Hudson-Meng sits in the Oglala National Grassland near Toadstool Geologic Park in northwest Nebraska. A three-mile trail connects the two.
“We are the largest bison kill site in North America,” said Kathleen Hanson, a U.S. Forest Service ranger at Hudson-Meng.
It is matched only by sites in Siberia.
“In the archaeological world, Hudson-Meng is a really big deal. If people are into history and archaeology, it’s great,” said Dennis Kuhnel. He’s director of the property as a forest service employee based in Chadron.
When visiting Hudson-Meng, begin at the corrugated steel research and visitor center on the hill, said Hanson. You can see the vistas of the Great Plains and the Black Hills from the hill.
Inside the building, the bone bed is open for visitors to see. The building also houses a bookstore that sells bottled water and snacks, Hanson said.
There’s a restaurant about a five-minute drive from the site, she said, and picnic tables on the Hudson-Meng grounds.
Be sure to take the outdoor walk that has interpretive signs.
Tours begin inside the building.
“The strength of Hudson-Meng is personal attention in tours,” Kuhnel said.
Rangers frequently demonstrate how to use an atlatl, a spear-throwing device developed by ancient peoples. Visitors can use an atlatl to “hunt” fake bison on a hill, Hanson said.
Volunteers on-site sometimes demonstrate flintknapping, the making of stone tools, which is quite popular in the area, she said.
Hudson-Meng’s 25th annual Knap-In will run Aug. 30 through Sept. 1. New this year will be an atlatl competition.
Kuhnel described the Knap-In as “a gathering of ancient Indian crafters, demonstrators and re-enactors.”
Hudson-Meng is open 9 a.m. to 5 p.m. every day from Memorial Day through Labor Day.
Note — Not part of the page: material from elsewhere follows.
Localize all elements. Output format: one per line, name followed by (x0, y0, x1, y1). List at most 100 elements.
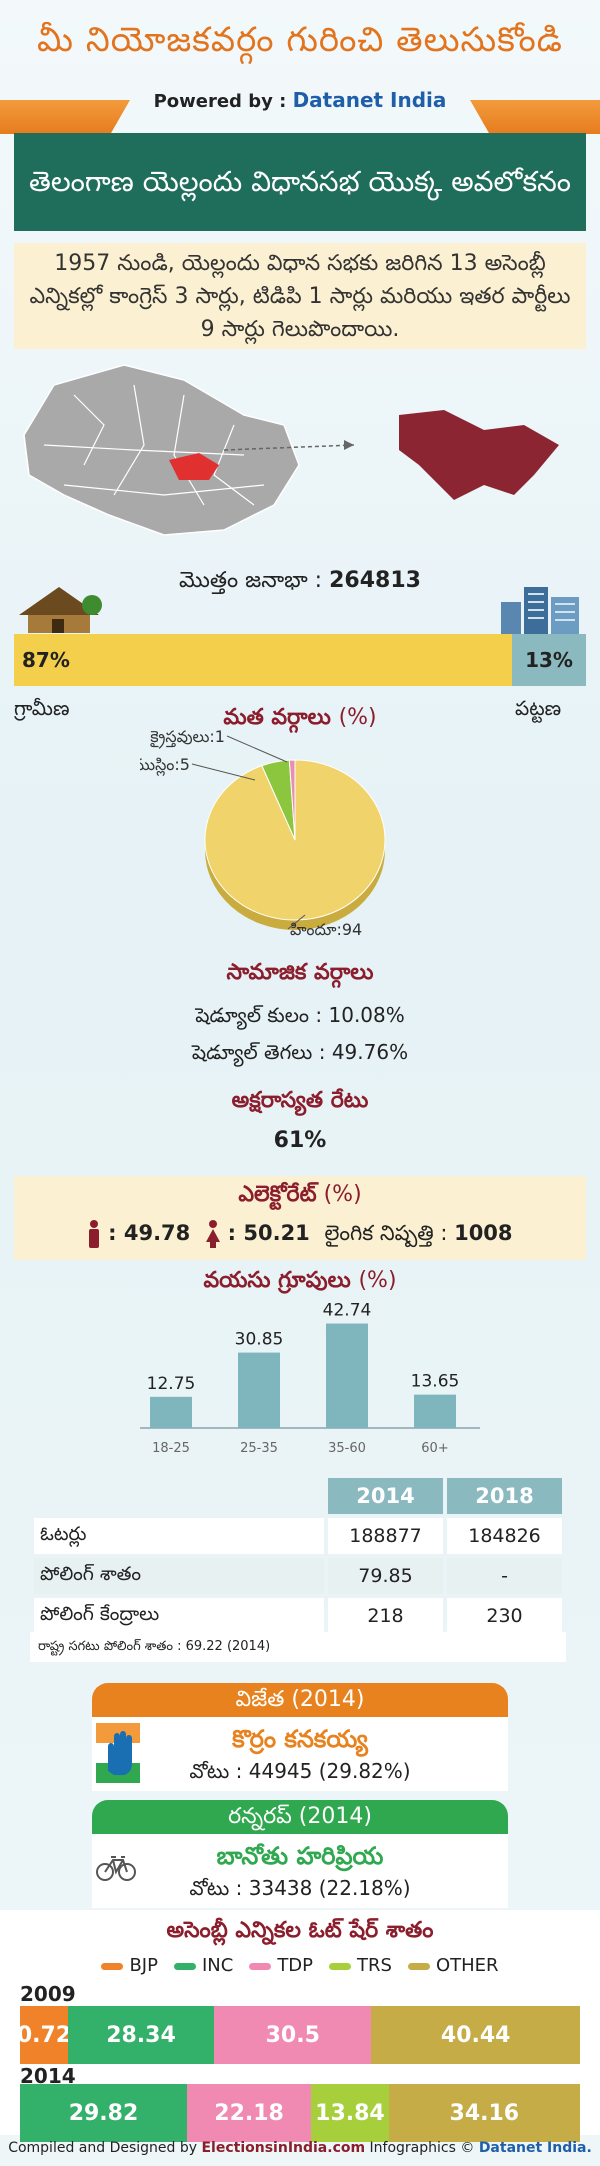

Admission is $5 for adults, $4.50 for senior citizens 60 or older, $3 for ages 5 to 12 and free for children 4 and younger.
Tours last about 45 minutes, but can be shortened as needed. Tours aren’t at fixed times but are given as visitors show up. The last time to start a tour each day is 4 p.m.
Wondering about the bison site’s name?
Sheep rancher Albert Meng discovered the bones around 1950 while digging a stock pond. Crawford’s mayor then, Bill Hudson, promoted the site and got a professor from Chadron State College to investigate.
The rest is history.
“We have visitors from all over the U.S.,” Kuhnel said, and a significant number of Europeans. Scientists also have come from Japan and Russia. Word-of-mouth often is how visitors learn of Hudson-Meng, he said. Rangers at Toadstool or Mammoth Site in Hot Springs, S.D., tell tourists about the bison bone bed, he said.
Toadstool, Hudson-Meng and Mammoth are three of the seven stops along the Fossil Freeway. The others, all in Nebraska’s Panhandle, are the Trailside Museum at Fort Robinson State Park, Agate Fossil Beds National Monument, Scotts Bluff National Monument and Wildcat Hills State Recreation Area.